A contagem de onda no gráfico de 4 horas, para o instrumento Euro/Dólar, permanece bastante ambígua. Não obstante, a queda nas cotações durante o dia me fez concluir que a esperada onda c, na seção da tendência de baixa, ficou mais complexa. A contagem de onda dos meses recentes é tal que qualquer onda e qualquer seção da tendência podem obter uma forma comprida e complexa. Por exemplo, pode haver cinco ondas dentro da suposta onda c e muito mais ondas internas dentro dessas cinco ondas. Em tal situação, recomendo prestar atenção apenas nas ondas de maior escala. Essa, claro, não é a melhor forma de trabalhar, mas note que as contagens de onda devem ser compreensíveis e claras, para podermos trabalhar e lucrar com elas. Além disso, muito depende do cenário de notícias, que recentemente não impressionou muito os mercados e nem sempre os forçou a reagir.
O cenário de notícias para o instrumento Euro/Dólar esteve simplesmente ausente na quarta-feira. Durante o dia, não houve nenhum relatório interessante nem outros eventos que poderiam afetar os mercados e seu humor.
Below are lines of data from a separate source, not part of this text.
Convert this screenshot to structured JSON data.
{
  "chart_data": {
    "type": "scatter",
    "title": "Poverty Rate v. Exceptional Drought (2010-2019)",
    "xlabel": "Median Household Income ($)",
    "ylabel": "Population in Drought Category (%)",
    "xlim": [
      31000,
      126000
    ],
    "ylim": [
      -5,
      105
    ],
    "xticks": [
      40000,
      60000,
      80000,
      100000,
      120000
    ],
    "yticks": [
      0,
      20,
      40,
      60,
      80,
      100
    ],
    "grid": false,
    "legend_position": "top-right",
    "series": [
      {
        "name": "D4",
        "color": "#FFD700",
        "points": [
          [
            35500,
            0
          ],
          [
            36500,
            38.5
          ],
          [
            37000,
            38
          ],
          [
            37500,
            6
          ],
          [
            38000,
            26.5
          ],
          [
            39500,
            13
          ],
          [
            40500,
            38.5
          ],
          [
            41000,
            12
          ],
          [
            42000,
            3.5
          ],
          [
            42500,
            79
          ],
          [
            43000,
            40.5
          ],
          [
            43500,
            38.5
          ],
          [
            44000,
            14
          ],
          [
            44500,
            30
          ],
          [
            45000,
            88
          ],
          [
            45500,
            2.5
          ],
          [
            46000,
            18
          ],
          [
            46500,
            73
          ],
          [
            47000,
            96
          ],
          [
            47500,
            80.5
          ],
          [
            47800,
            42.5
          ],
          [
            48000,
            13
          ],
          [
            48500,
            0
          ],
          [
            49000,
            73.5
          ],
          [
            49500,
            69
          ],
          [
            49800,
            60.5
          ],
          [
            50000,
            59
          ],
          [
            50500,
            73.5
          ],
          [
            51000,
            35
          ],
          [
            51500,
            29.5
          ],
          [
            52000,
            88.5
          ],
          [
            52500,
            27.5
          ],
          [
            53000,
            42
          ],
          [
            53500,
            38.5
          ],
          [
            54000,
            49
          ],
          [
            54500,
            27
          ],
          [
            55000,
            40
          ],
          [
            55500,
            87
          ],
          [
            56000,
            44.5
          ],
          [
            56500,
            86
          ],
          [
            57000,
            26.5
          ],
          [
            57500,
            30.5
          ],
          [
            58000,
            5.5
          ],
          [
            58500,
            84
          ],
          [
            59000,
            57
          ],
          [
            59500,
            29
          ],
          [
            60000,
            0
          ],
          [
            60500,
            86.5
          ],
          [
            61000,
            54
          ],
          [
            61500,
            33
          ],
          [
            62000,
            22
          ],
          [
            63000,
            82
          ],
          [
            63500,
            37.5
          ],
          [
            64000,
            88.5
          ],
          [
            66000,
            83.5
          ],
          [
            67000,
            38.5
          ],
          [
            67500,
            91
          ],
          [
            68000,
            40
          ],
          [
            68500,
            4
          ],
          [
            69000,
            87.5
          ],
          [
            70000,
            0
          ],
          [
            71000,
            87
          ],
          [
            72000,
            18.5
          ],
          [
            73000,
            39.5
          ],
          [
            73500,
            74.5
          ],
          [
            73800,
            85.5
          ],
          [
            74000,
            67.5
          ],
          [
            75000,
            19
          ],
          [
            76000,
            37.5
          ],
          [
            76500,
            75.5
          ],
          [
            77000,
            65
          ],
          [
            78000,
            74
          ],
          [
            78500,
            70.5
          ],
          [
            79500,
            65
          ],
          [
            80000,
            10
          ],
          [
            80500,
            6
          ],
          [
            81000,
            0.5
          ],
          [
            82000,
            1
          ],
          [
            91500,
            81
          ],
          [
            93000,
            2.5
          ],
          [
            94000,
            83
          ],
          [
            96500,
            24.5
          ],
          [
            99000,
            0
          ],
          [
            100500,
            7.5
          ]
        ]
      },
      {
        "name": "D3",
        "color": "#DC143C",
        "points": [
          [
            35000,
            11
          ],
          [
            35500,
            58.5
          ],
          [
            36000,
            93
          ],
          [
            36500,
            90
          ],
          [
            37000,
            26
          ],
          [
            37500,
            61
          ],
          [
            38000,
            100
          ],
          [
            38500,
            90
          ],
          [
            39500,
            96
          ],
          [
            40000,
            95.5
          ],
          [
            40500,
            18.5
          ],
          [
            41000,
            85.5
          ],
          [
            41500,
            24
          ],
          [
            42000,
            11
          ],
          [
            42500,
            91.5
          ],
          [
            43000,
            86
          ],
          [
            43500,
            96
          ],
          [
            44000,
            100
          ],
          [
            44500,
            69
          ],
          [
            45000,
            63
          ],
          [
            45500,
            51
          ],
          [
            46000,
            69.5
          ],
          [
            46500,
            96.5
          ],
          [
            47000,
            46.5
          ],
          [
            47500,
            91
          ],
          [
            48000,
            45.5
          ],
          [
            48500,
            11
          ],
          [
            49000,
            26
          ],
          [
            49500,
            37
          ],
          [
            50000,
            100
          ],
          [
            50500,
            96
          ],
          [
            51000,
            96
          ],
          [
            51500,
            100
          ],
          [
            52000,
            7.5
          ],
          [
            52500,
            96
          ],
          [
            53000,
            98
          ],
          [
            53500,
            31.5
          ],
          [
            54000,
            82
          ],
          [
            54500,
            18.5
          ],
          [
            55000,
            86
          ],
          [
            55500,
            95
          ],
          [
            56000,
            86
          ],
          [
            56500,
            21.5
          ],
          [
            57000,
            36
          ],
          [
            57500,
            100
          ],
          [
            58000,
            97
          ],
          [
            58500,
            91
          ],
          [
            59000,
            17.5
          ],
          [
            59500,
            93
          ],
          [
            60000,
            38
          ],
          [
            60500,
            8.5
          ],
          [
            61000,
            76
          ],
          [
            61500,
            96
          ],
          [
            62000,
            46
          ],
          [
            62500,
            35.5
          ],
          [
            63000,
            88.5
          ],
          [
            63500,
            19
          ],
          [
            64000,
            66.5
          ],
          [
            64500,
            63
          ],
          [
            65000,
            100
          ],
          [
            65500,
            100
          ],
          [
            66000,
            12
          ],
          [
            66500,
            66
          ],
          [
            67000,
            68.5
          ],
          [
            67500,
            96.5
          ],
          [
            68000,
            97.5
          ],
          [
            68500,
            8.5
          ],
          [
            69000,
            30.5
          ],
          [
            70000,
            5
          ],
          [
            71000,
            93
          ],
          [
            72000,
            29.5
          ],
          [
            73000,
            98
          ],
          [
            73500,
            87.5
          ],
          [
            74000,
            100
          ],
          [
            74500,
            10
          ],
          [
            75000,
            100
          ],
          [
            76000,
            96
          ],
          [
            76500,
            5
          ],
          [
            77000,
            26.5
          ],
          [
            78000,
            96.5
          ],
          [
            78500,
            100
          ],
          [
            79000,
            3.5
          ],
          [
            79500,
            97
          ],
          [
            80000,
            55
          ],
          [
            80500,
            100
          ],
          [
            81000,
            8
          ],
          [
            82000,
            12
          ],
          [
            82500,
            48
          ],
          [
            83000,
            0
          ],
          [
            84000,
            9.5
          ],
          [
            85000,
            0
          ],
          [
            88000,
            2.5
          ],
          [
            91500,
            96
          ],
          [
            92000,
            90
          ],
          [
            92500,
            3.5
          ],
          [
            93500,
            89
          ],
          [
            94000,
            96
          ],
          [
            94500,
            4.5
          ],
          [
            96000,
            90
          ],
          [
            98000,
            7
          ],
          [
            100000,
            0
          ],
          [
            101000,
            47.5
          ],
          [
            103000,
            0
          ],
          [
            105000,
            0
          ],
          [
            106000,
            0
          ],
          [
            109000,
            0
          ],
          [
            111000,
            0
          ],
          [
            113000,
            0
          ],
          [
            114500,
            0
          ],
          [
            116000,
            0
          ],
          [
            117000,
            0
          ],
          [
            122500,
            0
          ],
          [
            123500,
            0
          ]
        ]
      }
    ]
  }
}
De manhã, a Comissão Europeia divulgou novos dados sobre previsões do crescimento econômico e a inflação para 2021-2022. Mas, mesmo que essas previsões melhorassem, a moeda europeia perdeu cerca de 20 a 30 pontos de base durante o dia. Portanto, mesmo sem ler as previsões, podemos concluir que os mercados não foram impressionados. Não obstante, não posso deixar de notar que a previsão para o PIB cresceu para 4,8% em 2021 e para 4,5% em 2022. Em termos de inflação, a Comissão Europeia espera um valor de 2,2% este ano e 1,9% no próximo ano. Como já mencionei, em versões anteriores da previsão, números menores apareceram.
Porém, a possível aceleração da inflação e o crescimento das taxas do PIB não ofereceram suporte para a moeda europeia. No geral, os mercados agora monitoram de perto a taxa de inflação, não devemos esperar mais de 2%. Isso é, a inflação nos Estados Unidos já é de 5%. No Reino Unido, os representantes do Banco da Inglaterra já estão falando de uma máxima de 3% a 4% e, na União Europeia, esperam uma máxima de 2,2% até o final do ano. Embora essa inflação alta seja um fenômeno negativo para qualquer economia, sua aceleração agora está associada à aceleração da recuperação econômica.
Baseado na análise, concluo que a construção da onda descendente continua. Portanto, podemos pensar em vender o instrumento Euro/Dólar. No momento, recomendo vender com os alvos localizados em volta de 1.1701 e 1.1552, que correspondem a 100,0%e 127,2% Fibonacci, para cada sinal de descida do MACD.
A contagem de onda da nova seção da tendência de alta não está completamente ambígua. Mas no momento, está possivelmente completa e obteve um formato de três ondas. Agora espero a construção de três ondas descendentes, a terceira pode ter qualquer comprimento. Ao mesmo tempo, a seção da tendência pode adquirir uma forma de cinco ondas.